The characters in this novel are hardly likable, but Adler is not trying to be ‘nice’. We are indeed delighted by these people’s nastiness and foolishness. Even the good George Temple comes in for some criticism. Being powerfully motivated, these characters are relentless, carving a clear direction for themselves, but some evolve over time.
The book has a clear theme of addiction. First we meet alcohol addiction, but there are other compulsions waiting to be discovered later in the plot. Temptation and ‘sin’ also run as topics, though I do not mean to imply that this is a religious book. The Temple’s are Jews, but not practicing synagogue visitors.
From the psychological perspective Adler has written a fairly accurate novel. The information about addiction rings true to life. Adler delves into peoples’ blind spots: the lies they consciously and even unconsciously maintain. Close to this is the truth of secrets kept from others.

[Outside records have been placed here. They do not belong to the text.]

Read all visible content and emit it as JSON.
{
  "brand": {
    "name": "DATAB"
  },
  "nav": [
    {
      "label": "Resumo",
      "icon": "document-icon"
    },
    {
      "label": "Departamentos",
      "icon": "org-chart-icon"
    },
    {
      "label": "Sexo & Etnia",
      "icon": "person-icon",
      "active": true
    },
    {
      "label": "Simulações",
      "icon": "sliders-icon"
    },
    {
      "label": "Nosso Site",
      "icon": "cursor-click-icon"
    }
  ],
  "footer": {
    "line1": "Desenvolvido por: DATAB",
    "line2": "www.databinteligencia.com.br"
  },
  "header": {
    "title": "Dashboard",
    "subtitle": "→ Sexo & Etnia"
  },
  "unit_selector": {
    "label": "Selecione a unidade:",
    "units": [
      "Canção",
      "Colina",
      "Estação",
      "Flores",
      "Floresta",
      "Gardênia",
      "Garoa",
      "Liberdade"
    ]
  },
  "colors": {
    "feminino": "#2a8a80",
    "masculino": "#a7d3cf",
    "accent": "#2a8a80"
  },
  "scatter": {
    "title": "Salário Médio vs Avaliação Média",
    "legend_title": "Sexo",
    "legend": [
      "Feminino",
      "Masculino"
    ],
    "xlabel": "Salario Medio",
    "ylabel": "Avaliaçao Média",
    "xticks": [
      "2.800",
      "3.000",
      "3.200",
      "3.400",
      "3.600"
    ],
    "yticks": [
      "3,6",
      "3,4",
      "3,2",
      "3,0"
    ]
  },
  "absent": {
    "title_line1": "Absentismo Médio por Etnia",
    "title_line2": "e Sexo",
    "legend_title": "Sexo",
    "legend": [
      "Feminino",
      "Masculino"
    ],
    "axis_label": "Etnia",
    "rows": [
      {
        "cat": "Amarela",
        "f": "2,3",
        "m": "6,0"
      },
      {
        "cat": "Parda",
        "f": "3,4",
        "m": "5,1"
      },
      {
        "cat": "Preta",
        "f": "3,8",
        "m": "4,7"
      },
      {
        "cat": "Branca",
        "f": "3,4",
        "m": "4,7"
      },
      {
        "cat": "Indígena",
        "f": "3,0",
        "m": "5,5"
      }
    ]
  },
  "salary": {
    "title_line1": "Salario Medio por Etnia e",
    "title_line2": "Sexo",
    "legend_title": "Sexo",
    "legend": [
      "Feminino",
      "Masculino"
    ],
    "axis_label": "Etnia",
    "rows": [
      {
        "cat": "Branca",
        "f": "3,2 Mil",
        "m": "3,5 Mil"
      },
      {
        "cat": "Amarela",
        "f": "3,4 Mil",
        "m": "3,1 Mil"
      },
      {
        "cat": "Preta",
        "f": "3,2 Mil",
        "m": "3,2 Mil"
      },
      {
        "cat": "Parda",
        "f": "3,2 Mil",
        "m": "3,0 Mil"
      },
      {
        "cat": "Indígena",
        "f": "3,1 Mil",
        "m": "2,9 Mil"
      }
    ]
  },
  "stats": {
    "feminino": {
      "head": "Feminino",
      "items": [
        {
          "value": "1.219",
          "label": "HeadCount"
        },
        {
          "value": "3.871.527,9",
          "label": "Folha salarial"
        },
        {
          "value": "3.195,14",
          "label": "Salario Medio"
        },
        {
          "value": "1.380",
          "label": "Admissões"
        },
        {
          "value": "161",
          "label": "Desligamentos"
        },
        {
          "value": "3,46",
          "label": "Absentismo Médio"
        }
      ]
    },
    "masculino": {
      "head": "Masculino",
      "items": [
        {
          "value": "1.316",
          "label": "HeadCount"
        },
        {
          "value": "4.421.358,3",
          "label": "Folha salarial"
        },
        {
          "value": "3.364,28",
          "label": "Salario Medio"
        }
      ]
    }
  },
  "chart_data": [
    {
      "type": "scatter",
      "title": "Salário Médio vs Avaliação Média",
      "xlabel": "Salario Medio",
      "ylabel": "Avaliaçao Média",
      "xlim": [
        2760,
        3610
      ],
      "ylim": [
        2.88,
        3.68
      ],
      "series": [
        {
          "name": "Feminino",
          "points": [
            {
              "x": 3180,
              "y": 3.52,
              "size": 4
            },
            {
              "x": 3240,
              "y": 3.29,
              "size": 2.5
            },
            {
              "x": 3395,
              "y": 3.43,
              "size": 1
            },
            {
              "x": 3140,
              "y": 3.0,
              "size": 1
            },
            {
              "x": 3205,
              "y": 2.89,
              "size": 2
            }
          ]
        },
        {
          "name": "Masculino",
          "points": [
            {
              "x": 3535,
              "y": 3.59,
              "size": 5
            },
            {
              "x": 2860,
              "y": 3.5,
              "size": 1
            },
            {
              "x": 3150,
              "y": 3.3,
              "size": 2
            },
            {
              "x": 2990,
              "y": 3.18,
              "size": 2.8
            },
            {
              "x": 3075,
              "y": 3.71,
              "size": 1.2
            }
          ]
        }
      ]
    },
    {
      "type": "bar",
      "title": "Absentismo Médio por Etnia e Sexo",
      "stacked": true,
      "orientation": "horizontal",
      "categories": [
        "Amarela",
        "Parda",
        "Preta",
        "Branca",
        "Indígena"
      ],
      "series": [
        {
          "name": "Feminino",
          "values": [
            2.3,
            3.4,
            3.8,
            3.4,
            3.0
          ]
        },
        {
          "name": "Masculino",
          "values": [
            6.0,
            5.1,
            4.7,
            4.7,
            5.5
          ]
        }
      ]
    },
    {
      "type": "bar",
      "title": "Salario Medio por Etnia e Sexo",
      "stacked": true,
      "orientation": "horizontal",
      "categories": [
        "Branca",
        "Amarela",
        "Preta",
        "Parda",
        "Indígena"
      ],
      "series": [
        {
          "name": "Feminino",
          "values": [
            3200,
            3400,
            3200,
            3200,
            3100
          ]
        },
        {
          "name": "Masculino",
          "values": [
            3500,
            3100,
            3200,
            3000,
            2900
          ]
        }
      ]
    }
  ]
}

Women may at first be a bit offended by this tale. Courtney is certainly a powerful, determined woman, however she falls into the category of the classic ‘prime hussy’, a rather stereotyped role. Mrs Temple, only alluded to in the text, also seems the stereotyped ‘loving mother’. Adler is, however, talking about the very notion of stereotyping which very really occurs in our lives as we are subject to social values from family, books, TV and films. The very idea of feminism is based on this notion. Adler certainly encourages us to question this stereotyping. To add balance the male characters are equally driven pigs.
In the larger perspective of the society Adler playfully upholds vales and questions them at the same time. His characters are bad people but their rebel views sometimes make sense and carry weight. The philosopher Michel Foucault pointed out that a great deal of society is a power system which manipulates us and in this novel much of what manipulates us is delved into and questioned. I do not mean that this is a heavy philosophy text of the likes of Jean-Paul Sartre. The average reader will most certainly enjoy this book.
Nature features prominently in the book and Adler plays with it as he plays with the notion of society. George Temple’s idea is to get his children away from things in order to work their life together out, but can we ever get away from life and is life really what we think. The ambivalence of nature provides an interesting, symbolic backdrop to the book as a whole.
Adler has written an exciting, very readable book which also has deeper meaning if you look twice. Be prepared to be shocked. I have mentioned feminism, philosophy and symbolism but don’t reject this book because you think it is too intellectual for you. At its heart this is overwhelmingly horror, pure and simple.